Ketua Bidang Advokasi Majelis Reformis Tasikmalaya, Muhamad Fiki Farhan, mendesak KPU RI dan KPU Jawa Barat untuk segera melakukan evaluasi kinerja komisioner KPU Kab. Tasikmalaya yang di anggap tidak kompeten dan tidak mempunyai ketegasan dalam proses verifikasi Calon Bupati dan Calon Wakil Bupati Kabupaten Tasikmalaya.
"Saya kira Ketua KPU Kabupaten Tasikmalaya tidak mempunyai kemampuan dalam memahami peraturan perundang undangan pelaksanaan Pilkada 2024. Padahal sudah jelas dalam undang undang Pilkada seseorang yang telah menjabat selama dua periode, baik berturut-turut maupun tidak, tidak boleh mencalonkan diri," kata Fiki, kepada wartawan, Jumat, 28 Februari 2025.

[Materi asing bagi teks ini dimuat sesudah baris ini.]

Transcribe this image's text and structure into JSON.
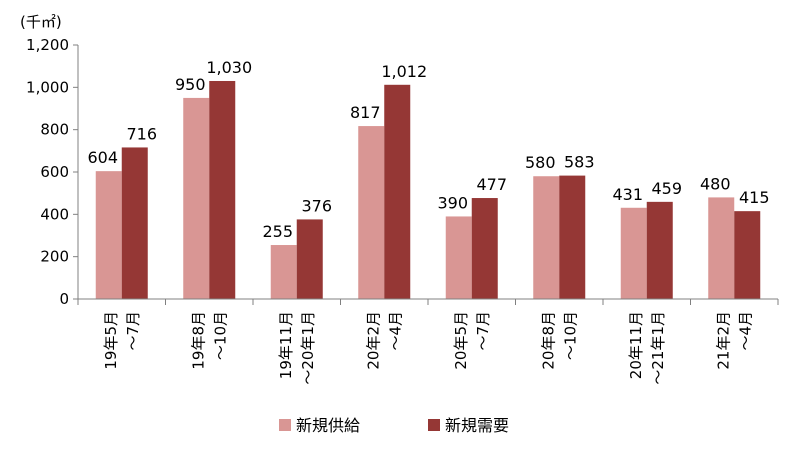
{
  "chart_data": {
    "type": "bar",
    "unit_label": "(千㎡)",
    "categories": [
      [
        "19年5月",
        "～7月"
      ],
      [
        "19年8月",
        "～10月"
      ],
      [
        "19年11月",
        "～20年1月"
      ],
      [
        "20年2月",
        "～4月"
      ],
      [
        "20年5月",
        "～7月"
      ],
      [
        "20年8月",
        "～10月"
      ],
      [
        "20年11月",
        "～21年1月"
      ],
      [
        "21年2月",
        "～4月"
      ]
    ],
    "series": [
      {
        "name": "新規供給",
        "color": "#d99694",
        "values": [
          604,
          950,
          255,
          817,
          390,
          580,
          431,
          480
        ],
        "labels": [
          "604",
          "950",
          "255",
          "817",
          "390",
          "580",
          "431",
          "480"
        ]
      },
      {
        "name": "新規需要",
        "color": "#953735",
        "values": [
          716,
          1030,
          376,
          1012,
          477,
          583,
          459,
          415
        ],
        "labels": [
          "716",
          "1,030",
          "376",
          "1,012",
          "477",
          "583",
          "459",
          "415"
        ]
      }
    ],
    "ylim": [
      0,
      1200
    ],
    "yticks": [
      0,
      200,
      400,
      600,
      800,
      1000,
      1200
    ],
    "ytick_labels": [
      "0",
      "200",
      "400",
      "600",
      "800",
      "1,000",
      "1,200"
    ],
    "grid": false,
    "legend_position": "bottom"
  }
}
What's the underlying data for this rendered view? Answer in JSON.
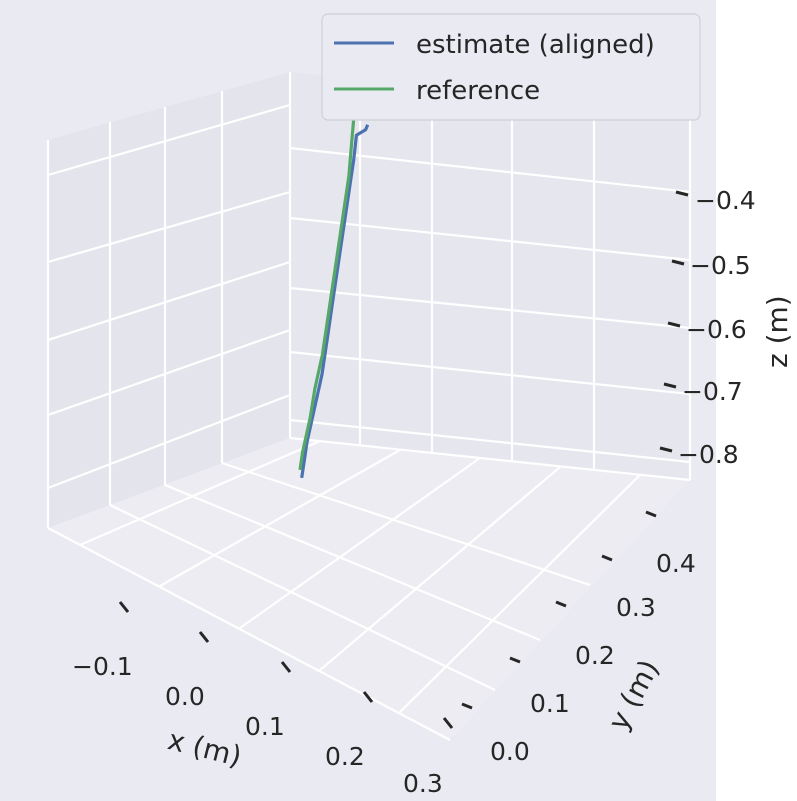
{
  "chart_data": {
    "type": "line3d",
    "title": "",
    "xlabel": "x (m)",
    "ylabel": "y (m)",
    "zlabel": "z (m)",
    "x_ticks": [
      "−0.1",
      "0.0",
      "0.1",
      "0.2",
      "0.3"
    ],
    "y_ticks": [
      "0.0",
      "0.1",
      "0.2",
      "0.3",
      "0.4"
    ],
    "z_ticks": [
      "−0.4",
      "−0.5",
      "−0.6",
      "−0.7",
      "−0.8"
    ],
    "grid": true,
    "legend": "top-right",
    "series": [
      {
        "name": "estimate (aligned)",
        "color": "#4c72b0",
        "points": [
          [
            0.15,
            0.02,
            -0.88
          ],
          [
            0.14,
            0.03,
            -0.86
          ],
          [
            0.13,
            0.04,
            -0.84
          ],
          [
            0.12,
            0.06,
            -0.8
          ],
          [
            0.11,
            0.08,
            -0.76
          ],
          [
            0.09,
            0.1,
            -0.72
          ],
          [
            0.07,
            0.12,
            -0.68
          ],
          [
            0.05,
            0.14,
            -0.64
          ],
          [
            0.03,
            0.16,
            -0.6
          ],
          [
            0.01,
            0.18,
            -0.56
          ],
          [
            -0.01,
            0.2,
            -0.52
          ],
          [
            -0.02,
            0.21,
            -0.49
          ],
          [
            0.0,
            0.22,
            -0.48
          ],
          [
            0.01,
            0.22,
            -0.47
          ]
        ]
      },
      {
        "name": "reference",
        "color": "#55a868",
        "points": [
          [
            0.12,
            0.03,
            -0.88
          ],
          [
            0.11,
            0.04,
            -0.86
          ],
          [
            0.1,
            0.06,
            -0.82
          ],
          [
            0.1,
            0.07,
            -0.78
          ],
          [
            0.09,
            0.09,
            -0.74
          ],
          [
            0.07,
            0.11,
            -0.7
          ],
          [
            0.05,
            0.13,
            -0.66
          ],
          [
            0.03,
            0.15,
            -0.62
          ],
          [
            0.01,
            0.17,
            -0.58
          ],
          [
            -0.01,
            0.19,
            -0.54
          ],
          [
            -0.02,
            0.2,
            -0.5
          ],
          [
            -0.03,
            0.21,
            -0.46
          ],
          [
            -0.03,
            0.22,
            -0.43
          ]
        ]
      }
    ]
  }
}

Ia menyebut, sangat jelas masa jabatan ditentukan lima tahun penuh atau paling singkat 2,5 tahun. Hal ini mencuat seiring dengan adanya sebagian pengabulan permohonan dalam perkara Nomor 123/PHPU.BUP-XXIII/2025 terkait Perselisihan Hasil Pemilihan Umum (PHPU) Bupati dan Wakil Bupati Tasikmalaya 2024.

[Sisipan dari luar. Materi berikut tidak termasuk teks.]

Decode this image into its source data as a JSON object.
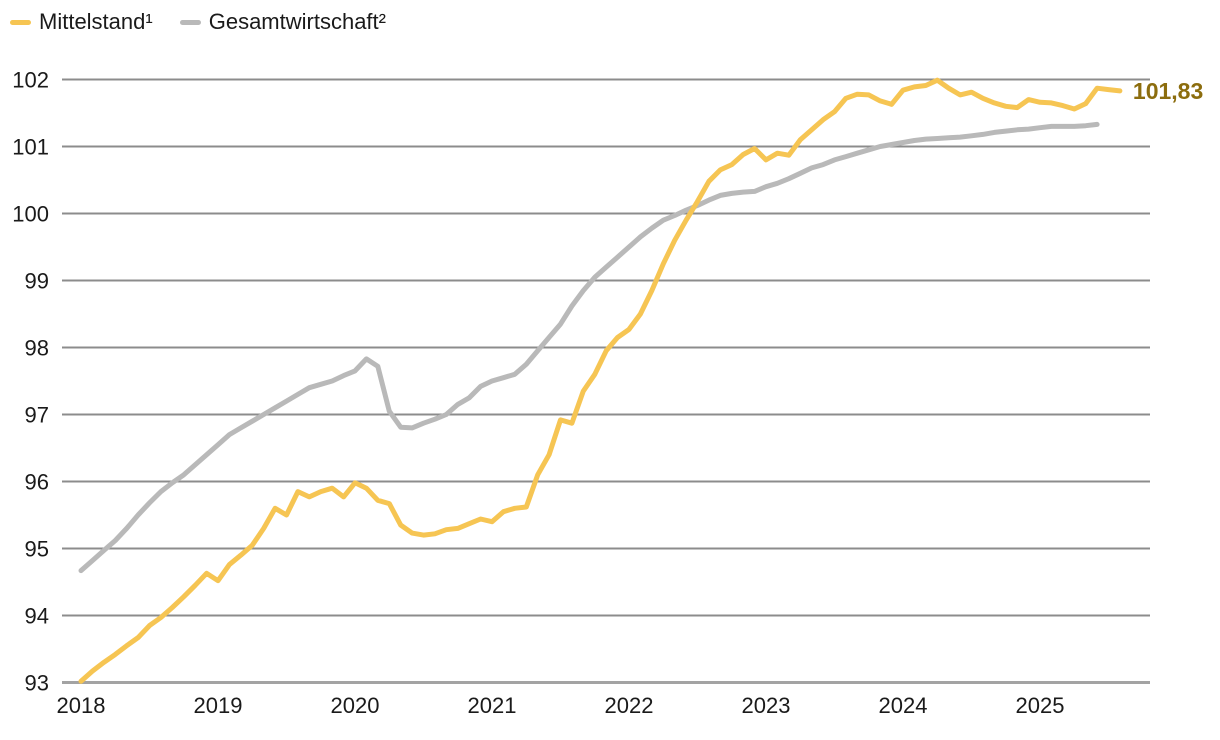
{
  "legend": {
    "items": [
      {
        "label": "Mittelstand¹",
        "color": "#F6C553"
      },
      {
        "label": "Gesamtwirtschaft²",
        "color": "#B9B9B9"
      }
    ]
  },
  "annotation": {
    "last_value_label": "101,83",
    "color": "#8C6D0E"
  },
  "chart_data": {
    "type": "line",
    "title": "",
    "xlabel": "",
    "ylabel": "",
    "x_start": "2018-01",
    "x_frequency": "monthly",
    "ylim": [
      93,
      102
    ],
    "y_ticks": [
      93,
      94,
      95,
      96,
      97,
      98,
      99,
      100,
      101,
      102
    ],
    "x_tick_labels": [
      "2018",
      "2019",
      "2020",
      "2021",
      "2022",
      "2023",
      "2024",
      "2025"
    ],
    "grid": true,
    "legend_position": "top-left",
    "series": [
      {
        "name": "Mittelstand¹",
        "color": "#F6C553",
        "values": [
          93.02,
          93.17,
          93.3,
          93.42,
          93.55,
          93.67,
          93.85,
          93.97,
          94.12,
          94.28,
          94.45,
          94.63,
          94.52,
          94.76,
          94.9,
          95.05,
          95.3,
          95.6,
          95.5,
          95.85,
          95.77,
          95.85,
          95.9,
          95.77,
          95.98,
          95.9,
          95.72,
          95.67,
          95.35,
          95.23,
          95.2,
          95.22,
          95.28,
          95.3,
          95.37,
          95.44,
          95.4,
          95.55,
          95.6,
          95.62,
          96.1,
          96.4,
          96.92,
          96.87,
          97.35,
          97.6,
          97.95,
          98.15,
          98.27,
          98.5,
          98.85,
          99.25,
          99.6,
          99.9,
          100.18,
          100.48,
          100.65,
          100.73,
          100.88,
          100.97,
          100.8,
          100.9,
          100.87,
          101.1,
          101.25,
          101.4,
          101.52,
          101.72,
          101.78,
          101.77,
          101.68,
          101.63,
          101.84,
          101.89,
          101.91,
          101.99,
          101.87,
          101.77,
          101.81,
          101.72,
          101.65,
          101.6,
          101.58,
          101.7,
          101.66,
          101.65,
          101.61,
          101.56,
          101.64,
          101.87,
          101.85,
          101.83
        ]
      },
      {
        "name": "Gesamtwirtschaft²",
        "color": "#B9B9B9",
        "values": [
          94.67,
          94.82,
          94.97,
          95.12,
          95.3,
          95.5,
          95.68,
          95.85,
          95.98,
          96.1,
          96.25,
          96.4,
          96.55,
          96.7,
          96.8,
          96.9,
          97.0,
          97.1,
          97.2,
          97.3,
          97.4,
          97.45,
          97.5,
          97.58,
          97.65,
          97.83,
          97.72,
          97.05,
          96.81,
          96.8,
          96.87,
          96.93,
          97.0,
          97.15,
          97.25,
          97.42,
          97.5,
          97.55,
          97.6,
          97.75,
          97.95,
          98.15,
          98.35,
          98.62,
          98.85,
          99.05,
          99.2,
          99.35,
          99.5,
          99.65,
          99.78,
          99.9,
          99.97,
          100.05,
          100.12,
          100.2,
          100.27,
          100.3,
          100.32,
          100.33,
          100.4,
          100.45,
          100.52,
          100.6,
          100.68,
          100.73,
          100.8,
          100.85,
          100.9,
          100.95,
          101.0,
          101.03,
          101.06,
          101.09,
          101.11,
          101.12,
          101.13,
          101.14,
          101.16,
          101.18,
          101.21,
          101.23,
          101.25,
          101.26,
          101.28,
          101.3,
          101.3,
          101.3,
          101.31,
          101.33
        ]
      }
    ]
  }
}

"Sebelum penetapan calon Bupati dan Wakil Bupati pada tanggal 22 September 2024, hal tersebut pernah dipermasalahkan. Namun setelah keluarnya putusan MK memperjelas bahwa Ketua KPU Kab. Tasikmalaya tidak punya kompetensi dan pemahaman yang utuh terkait peraturan pelaksanaan Pilkada," ujar Fiki.
Menurutnya, keputusan KPU Kabupaten Tasikmalaya yang meloloskan calon bupati yang tidak memenuhi syarat pencalonan merupakan indikasi lemahnya verifikasi dan pengawasan dalam proses pemilihan.

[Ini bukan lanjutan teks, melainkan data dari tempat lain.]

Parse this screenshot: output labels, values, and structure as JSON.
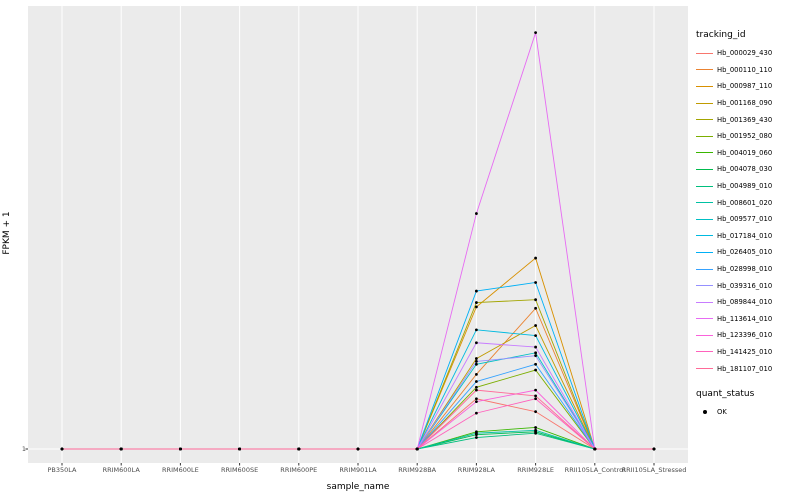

“Keputusan Mahkamah Konstitusi yang mengabulkan sebagian permohonan perkara PHPU menjadi bukti adanya pelanggaran dalam proses Pilkada yang dilakukan oleh KPU Kab. Tasikmalaya. Ini jelas mencederai demokrasi dan kepercayaan publik," jelasnya.
Di tengah ramainya permasalahan efisiensi anggaran, KPU Kabupaten Tasikmalaya malah melakukan kelalaian yang mengakibatkan harus diadakannya Pemungutan Suara Ulang (PSU), yang memerlukan anggaran cukup besar, yakni mencapai Rp 60 miliar.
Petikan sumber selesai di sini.